I suppose the only other charitable interpretation would be to say, "Well then 99% of the code I'm paid to write is 'trivial'." If that's the case, then you have to separate "code as means to an end" (which is clearly well within the wheelhouse of AI) from "code as a mathematical art" which is okay, but the latter doesn't pay my bills or create value for my clients.
"The reason AI is a bad tool is that generally speaking, it is completely opaque."
"The real question is, who can verify that what the AI built is good and true?"
Well, you? The developer? The person responsible for using the tool, no?
Isn't this article just saying, "using a tool blindly and not checking the result" is bad? Which, of course, it would be.
I can prompt a fix or a new feature, have it coded in a couple of minutes, and I have enough domain knowledge to look at a diff and understand what's happening pretty quickly. It is ABSOLUTELY faster. And if Claude goes down, I could easily keep working.
Same with Gimp, Firefox, and your terminal. Tools, all, do many easily verifiable things. AI isn't verifiable without an existing framework, and that's why it's so "good" at rewriting code from language A to language B, but not at zero-to-one building real world software.
The code is your responsibility, and it's your responsibility to understand it and maintain it (using the tools your have available).
Strange article. If their point was "…but vibe coding is really tempting, so you have to exercise a lot of discipline" I'd be on board.
I'll not explain why, and that would be as deep as the author explanation of his coping.
Why those articles get to hacker news?
AI (in its current state) is phenomenal for research on just about any topic; you can dive deep and cross-reference the material more easily than ever.
AI (in its current state) is not so good at actually doing things; we're a long ways off from simply speaking software into existence.
I wanted a Chinese language tutor that uses a local LLM to generate sentences and evaluate my translations. I asked Claude to build that, and an hour later it was working pretty much exactly how I imagined it.
It's true that there's a lot more to shipping serious projects than getting the code to work, but you can absolutely speak software into existence today.
Honestly, I am starting to feel it’s Groundhog Day every day here, reaching the same discussion we’ve been having for years now.
This is the actual job description. It doesn't matter whether AI is used for writing the literal code.
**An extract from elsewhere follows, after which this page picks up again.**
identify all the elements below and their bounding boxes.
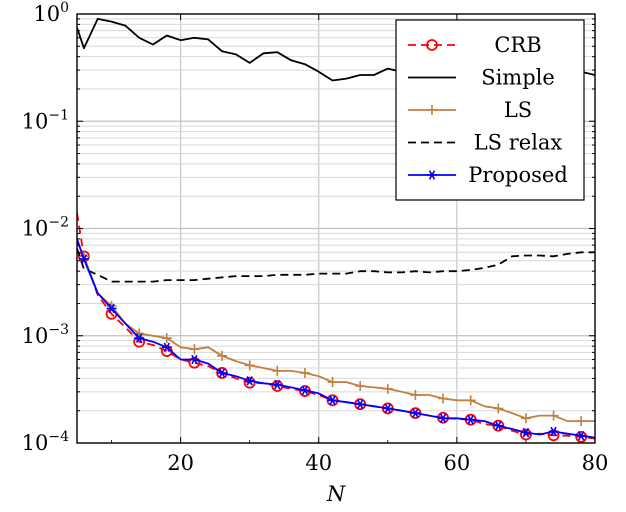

All that can really be said is that AI alone is inadequate for this job. None of this back and forth has ever really been about AI.
So, can we just cut the crap already and go back to the clarity we used to have on this? Bad leadership leads to bad outcomes. Bad leadership wants to use any tool at their disposal to micromanage and cut costs. Bad leadership is terrified of a younger and more capable workforce that will replace them. Bad leadership will do everything to deflect blame including calling you "out of touch" for not using AI enough or at all.
Not all workplaces are like this. I am actually glad AI has put a massive spotlight on these longstanding tensions.
Aging is happening faster than AI. It's far more likely there will be a time soon when all these software devs will no longer code because they're management (or burned out and changed careers). It's more important to start thinking about your integrity now before your lack of it gets you fired in the future anyway. I don't blame young people for being so naive, but this is a blindspot. Get a grip now.